As co-chair of the ministerial forum on EU negotiations, I regularly engage with Scottish Government Ministers, most recently with Ministers Dey and Wheelhouse earlier this week. They presented me with a copy of the document to which the hon. Gentleman’s question refers. The deal protects key Scottish interests, including by protecting UK geographical indications and exploring continued participation in EU programmes such as Horizon. However, contrary to the Scottish Government’s assessment, the political declaration confirms that we are leaving the common fisheries policy and does not link access to waters with access to markets.
The European parliamentary research service has estimated that a potential value of up to €1.1 trillion per year could be realised from further easement of cross-border movement of goods and services, completing the EU digital single market and increasing cross-border public procurement. Surely, the UK Government should listen to the Scottish Government and look at staying in the customs union and single market for the financial benefits that doing so will bring.

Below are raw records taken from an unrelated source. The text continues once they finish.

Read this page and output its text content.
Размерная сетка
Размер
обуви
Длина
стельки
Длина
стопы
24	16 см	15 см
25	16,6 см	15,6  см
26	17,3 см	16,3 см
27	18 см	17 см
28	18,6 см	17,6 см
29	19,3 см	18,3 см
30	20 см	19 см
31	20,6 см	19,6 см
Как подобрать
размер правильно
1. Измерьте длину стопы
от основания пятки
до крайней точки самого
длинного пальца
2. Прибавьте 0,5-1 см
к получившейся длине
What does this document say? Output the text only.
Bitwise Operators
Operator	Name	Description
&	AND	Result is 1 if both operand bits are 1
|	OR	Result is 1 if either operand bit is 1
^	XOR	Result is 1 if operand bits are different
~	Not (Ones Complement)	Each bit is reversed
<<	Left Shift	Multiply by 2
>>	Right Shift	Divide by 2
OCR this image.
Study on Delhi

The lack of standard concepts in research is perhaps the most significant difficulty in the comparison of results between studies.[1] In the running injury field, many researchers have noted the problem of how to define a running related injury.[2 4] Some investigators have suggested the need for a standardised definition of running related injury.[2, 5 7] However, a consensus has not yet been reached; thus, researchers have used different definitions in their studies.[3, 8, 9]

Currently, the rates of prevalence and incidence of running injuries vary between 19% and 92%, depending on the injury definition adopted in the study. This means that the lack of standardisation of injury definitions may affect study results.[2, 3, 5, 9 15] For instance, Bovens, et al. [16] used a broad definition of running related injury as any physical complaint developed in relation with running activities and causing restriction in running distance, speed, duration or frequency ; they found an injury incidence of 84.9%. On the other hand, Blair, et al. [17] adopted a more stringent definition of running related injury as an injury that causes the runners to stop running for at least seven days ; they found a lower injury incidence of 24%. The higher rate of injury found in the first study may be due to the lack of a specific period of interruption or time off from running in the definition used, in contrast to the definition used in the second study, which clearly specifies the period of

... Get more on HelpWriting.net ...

The hon. Gentleman makes the very good point that the single market in services was never completed, and it probably never will be. It is in the UK’s interests to deliver on the outcome of the referendum, move on from leaving the single market and the customs union and deliver a new relationship with the EU. Many people, including those in the party to which the hon. Gentleman belongs, told us that that would never be possible, but the political declaration makes it clear that it is.
The Government are paying lip service, at best, to the views of the Scottish Parliament and Scottish Government. In reality, I think they simply do not give a stuff about what people think north of the border. Yesterday, Scottish Conservative spokespeople were describing a debate in the Scottish Parliament as “needless”. Does the Minister honestly agree with them that the Scottish Parliament—and, for that matter, the Welsh Assembly—do not need to debate or vote on Brexit?